Fortunately, in the summer of 1978, I begged my parents for my first stereo, and at that point could begin building my nascent Record Cell in earnest. By the time I had several dozen albums the time came, some time in early ’80 to cut free from the radio, since I realized that it was not going to give me what I wanted. In the meantime, the scant crumbs of commercially acceptable New Wave that had filtered into FM Rock illuminated a path that I wholeheartedly explored to my unceasing delight.
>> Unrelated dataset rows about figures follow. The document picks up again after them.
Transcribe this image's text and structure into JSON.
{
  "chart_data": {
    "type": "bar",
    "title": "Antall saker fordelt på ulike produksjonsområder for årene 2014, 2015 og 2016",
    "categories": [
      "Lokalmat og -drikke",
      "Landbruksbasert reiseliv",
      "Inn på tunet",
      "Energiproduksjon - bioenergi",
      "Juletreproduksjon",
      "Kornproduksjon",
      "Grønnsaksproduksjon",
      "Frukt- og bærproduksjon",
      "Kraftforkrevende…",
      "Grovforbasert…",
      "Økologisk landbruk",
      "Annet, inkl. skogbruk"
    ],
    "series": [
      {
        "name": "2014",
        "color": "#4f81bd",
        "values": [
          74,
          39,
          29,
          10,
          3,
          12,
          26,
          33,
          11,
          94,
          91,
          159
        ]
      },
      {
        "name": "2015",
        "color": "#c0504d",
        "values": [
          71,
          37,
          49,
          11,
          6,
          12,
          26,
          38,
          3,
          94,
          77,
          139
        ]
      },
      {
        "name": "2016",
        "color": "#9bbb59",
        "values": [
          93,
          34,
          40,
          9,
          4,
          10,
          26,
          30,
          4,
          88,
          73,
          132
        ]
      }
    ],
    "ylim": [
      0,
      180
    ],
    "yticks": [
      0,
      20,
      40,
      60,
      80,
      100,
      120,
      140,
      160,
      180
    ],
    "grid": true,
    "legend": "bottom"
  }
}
And then in 1981 I chanced to pick up a college radio station and then the rehabilitation of disco began in earnest as New Wave cross-pollinated with disco to create new and exciting hybrids. Ze Records plowed fearlessly into new realms they called “Mutant Disco.”
40 years later, disco is just another color in pop’s palette. I can enjoy music of any stripe now because I have been disengaged entirely from pop culture for almost two generations. I have no idea what was in the charts for the last 30 years. No matter what they’re overplaying, I have not heard it, so that keeps me pure and naive in my listening. Because I’d probably dislike whatever I’m overexposed to.